No entanto, a ciência por detrás destas transformações drásticas é ainda pouco compreendida, muitas vezes baseando-se em modelos excessivamente simplificados, o que dificulta previsões precisas. Tradicionalmente, os cientistas utilizam estatísticas para avaliar a diminuição da resiliência de sistemas por meio das suas flutuações crescentes. No entanto, os resultados obtidos através desses métodos estatísticos têm sido controversos.

Abordagem Inovadora da IA

Na busca de um método mais preciso para prever transições perigosas, os investigadores combinaram dois tipos distintos de redes neurais — algoritmos que imitam o processamento de informação pelo cérebro. A primeira rede descompôs sistemas complexos em grandes redes de nós interconectados e seguiu as conexões entre esses nós; a segunda focou-se em como os nós individuais mudavam ao longo do tempo.

“Por exemplo, num sistema financeiro, um nó pode representar uma única empresa; num sistema ecológico, um nó pode simbolizar uma espécie; num sistema de redes sociais, um nó pode denotar um utilizador, entre outros,” explicou Yan.

Dado que os pontos de rutura são difíceis de prever, saber onde procurar é igualmente complicado, o que torna os dados reais sobre transições críticas abruptas escassos. Para treinar o modelo, os investigadores recorreram a pontos de rutura em sistemas teóricos simples, como ecossistemas modelos e metrónomos descoordenados que, ao longo do tempo, começam a sincronizar-se.

Após a rede neural ser alimentada com dados suficientes, os cientistas aplicaram-na a um caso do mundo real: a transformação de florestas tropicais em savanas.
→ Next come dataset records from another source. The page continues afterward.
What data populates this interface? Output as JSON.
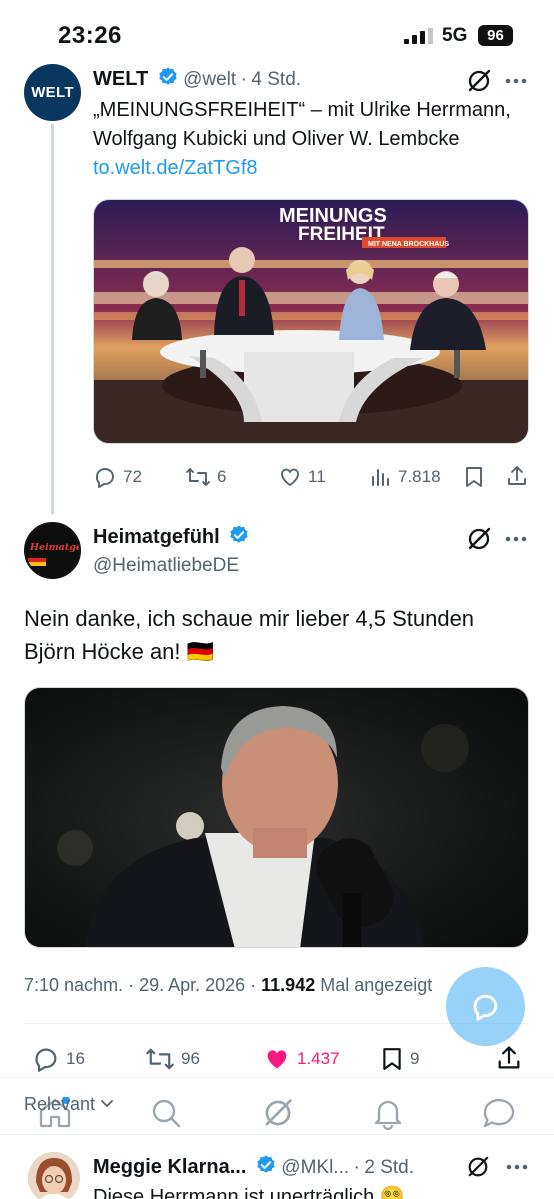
{
  "status_bar": {
    "time": "23:26",
    "network": "5G",
    "battery": "96"
  },
  "tweet1": {
    "avatar_text": "WELT",
    "name": "WELT",
    "handle": "@welt",
    "separator": "·",
    "age": "4 Std.",
    "text": "„MEINUNGSFREIHEIT“ – mit Ulrike Herrmann, Wolfgang Kubicki und Oliver W. Lembcke",
    "link": "to.welt.de/ZatTGf8",
    "media": {
      "title_line1": "MEINUNGS",
      "title_line2": "FREIHEIT",
      "subtitle": "MIT NENA BROCKHAUS"
    },
    "actions": {
      "replies": "72",
      "reposts": "6",
      "likes": "11",
      "views": "7.818"
    }
  },
  "tweet2": {
    "avatar_text": "Heimatgefühl",
    "name": "Heimatgefühl",
    "handle": "@HeimatliebeDE",
    "text": "Nein danke, ich schaue mir lieber 4,5 Stunden Björn Höcke an! 🇩🇪",
    "meta": {
      "time": "7:10 nachm.",
      "separator": " · ",
      "date": "29. Apr. 2026",
      "views_count": "11.942",
      "views_label": "Mal angezeigt"
    },
    "actions": {
      "replies": "16",
      "reposts": "96",
      "likes": "1.437",
      "bookmarks": "9"
    }
  },
  "sort": {
    "label": "Relevant"
  },
  "reply_preview": {
    "name": "Meggie Klarna...",
    "handle": "@MKl...",
    "separator": "·",
    "age": "2 Std.",
    "text": "Diese Herrmann ist unerträglich 😵‍💫"
  },
  "colors": {
    "accent": "#1d9bf0",
    "like": "#f91880",
    "muted": "#536471"
  },
  "icons": [
    "grok-icon",
    "more-icon",
    "reply-icon",
    "repost-icon",
    "like-icon",
    "views-icon",
    "bookmark-icon",
    "share-icon",
    "home-icon",
    "search-icon",
    "notifications-icon",
    "messages-icon",
    "compose-reply-icon"
  ]
}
Utilizando mais de 20 anos de dados de satélite de três regiões da África Central que passaram por essa transição, os investigadores forneceram ao algoritmo informações sobre precipitação e cobertura arbórea em duas das regiões.
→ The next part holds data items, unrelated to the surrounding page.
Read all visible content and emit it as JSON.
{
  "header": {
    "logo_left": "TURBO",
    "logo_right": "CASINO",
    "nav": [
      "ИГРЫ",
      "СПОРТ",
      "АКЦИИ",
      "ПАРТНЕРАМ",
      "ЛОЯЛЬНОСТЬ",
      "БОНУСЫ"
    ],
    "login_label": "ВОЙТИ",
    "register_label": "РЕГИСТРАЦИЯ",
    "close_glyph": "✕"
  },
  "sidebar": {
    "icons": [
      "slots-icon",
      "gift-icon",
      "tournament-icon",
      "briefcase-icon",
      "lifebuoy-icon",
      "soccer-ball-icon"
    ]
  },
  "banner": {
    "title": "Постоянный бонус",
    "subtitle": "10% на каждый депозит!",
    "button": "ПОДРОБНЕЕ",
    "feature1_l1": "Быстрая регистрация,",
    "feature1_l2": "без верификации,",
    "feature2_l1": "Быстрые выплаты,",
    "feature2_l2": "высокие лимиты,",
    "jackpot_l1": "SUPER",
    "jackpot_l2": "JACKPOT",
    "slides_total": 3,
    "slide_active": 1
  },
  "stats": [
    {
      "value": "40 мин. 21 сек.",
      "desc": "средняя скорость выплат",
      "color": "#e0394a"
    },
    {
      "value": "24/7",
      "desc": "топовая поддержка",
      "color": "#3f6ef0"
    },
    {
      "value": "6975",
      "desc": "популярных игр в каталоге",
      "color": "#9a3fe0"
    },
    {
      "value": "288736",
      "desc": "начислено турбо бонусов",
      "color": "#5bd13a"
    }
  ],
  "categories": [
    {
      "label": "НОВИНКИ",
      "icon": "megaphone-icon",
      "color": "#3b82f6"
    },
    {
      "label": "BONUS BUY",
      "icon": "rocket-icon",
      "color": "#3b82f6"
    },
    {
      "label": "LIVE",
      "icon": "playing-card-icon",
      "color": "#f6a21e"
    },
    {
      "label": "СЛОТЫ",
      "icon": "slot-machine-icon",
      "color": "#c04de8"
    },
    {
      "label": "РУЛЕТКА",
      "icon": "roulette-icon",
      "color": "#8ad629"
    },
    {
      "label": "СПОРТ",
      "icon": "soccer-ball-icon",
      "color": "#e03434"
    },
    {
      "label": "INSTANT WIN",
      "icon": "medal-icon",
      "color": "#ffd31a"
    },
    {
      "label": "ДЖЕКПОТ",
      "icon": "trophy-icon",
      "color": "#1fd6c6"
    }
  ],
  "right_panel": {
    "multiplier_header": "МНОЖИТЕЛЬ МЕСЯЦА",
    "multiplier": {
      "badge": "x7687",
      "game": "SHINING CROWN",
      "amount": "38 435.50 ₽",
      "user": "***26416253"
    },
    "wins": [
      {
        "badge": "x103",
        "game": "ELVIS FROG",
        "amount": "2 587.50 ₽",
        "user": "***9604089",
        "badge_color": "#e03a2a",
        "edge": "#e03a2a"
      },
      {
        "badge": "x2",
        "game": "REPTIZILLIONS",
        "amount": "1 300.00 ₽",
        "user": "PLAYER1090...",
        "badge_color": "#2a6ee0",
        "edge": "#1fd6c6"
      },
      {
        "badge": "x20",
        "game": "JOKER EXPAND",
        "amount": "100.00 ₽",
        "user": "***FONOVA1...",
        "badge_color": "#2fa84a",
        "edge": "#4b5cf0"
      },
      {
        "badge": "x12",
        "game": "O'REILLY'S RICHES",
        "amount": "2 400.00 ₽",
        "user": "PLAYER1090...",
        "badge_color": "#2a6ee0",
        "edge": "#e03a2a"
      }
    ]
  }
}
Com base nesses dados, a IA conseguiu prever com precisão o que aconteceu na terceira região, mesmo quando 81% dos nós do sistema (neste caso, parcelas de terra) não foram observados, segundo os investigadores.

Desafios e Perspectivas Futuras

Após o sucesso em prever um ponto de rutura, os investigadores agora procuram formas de decifrar a “caixa-negra” do algoritmo para identificar os padrões que este detetou. A esperança é aplicar este modelo a outros sistemas, como incêndios florestais, pandemias e crises financeiras.

Contudo, um dos grandes desafios em prever sistemas que envolvem humanos é o facto de aprendermos e reagirmos às nossas próprias previsões, o que pode complicar ainda mais as análises. “Considere, por exemplo, o transporte urbano: embora seja relativamente simples identificar estradas congestionadas, anunciar essa informação em tempo real a todos os condutores pode gerar caos,” explicou Yan. “Os condutores podem alterar imediatamente as suas rotas em resposta à informação, aliviando o congestionamento em algumas estradas, mas criando-o em outras. Esta interação dinâmica torna a previsão particularmente complexa.”

Para contornar este problema, os investigadores pretendem focar-se em partes dos sistemas humanos que sejam aparentemente imunes às intenções humanas. No exemplo da rede rodoviária, isto poderia ser feito ao observar rotas congestionadas mais devido ao seu design fundamental do que ao comportamento dos condutores.

“Utilizar a IA para capturar esses sinais fundamentais pode ser valioso para fazer previsões,” afirmou Yan. “Embora prever tais sistemas seja um desafio, vale a pena, porque as transições críticas em sistemas que envolvem humanos podem ter consequências ainda mais graves.”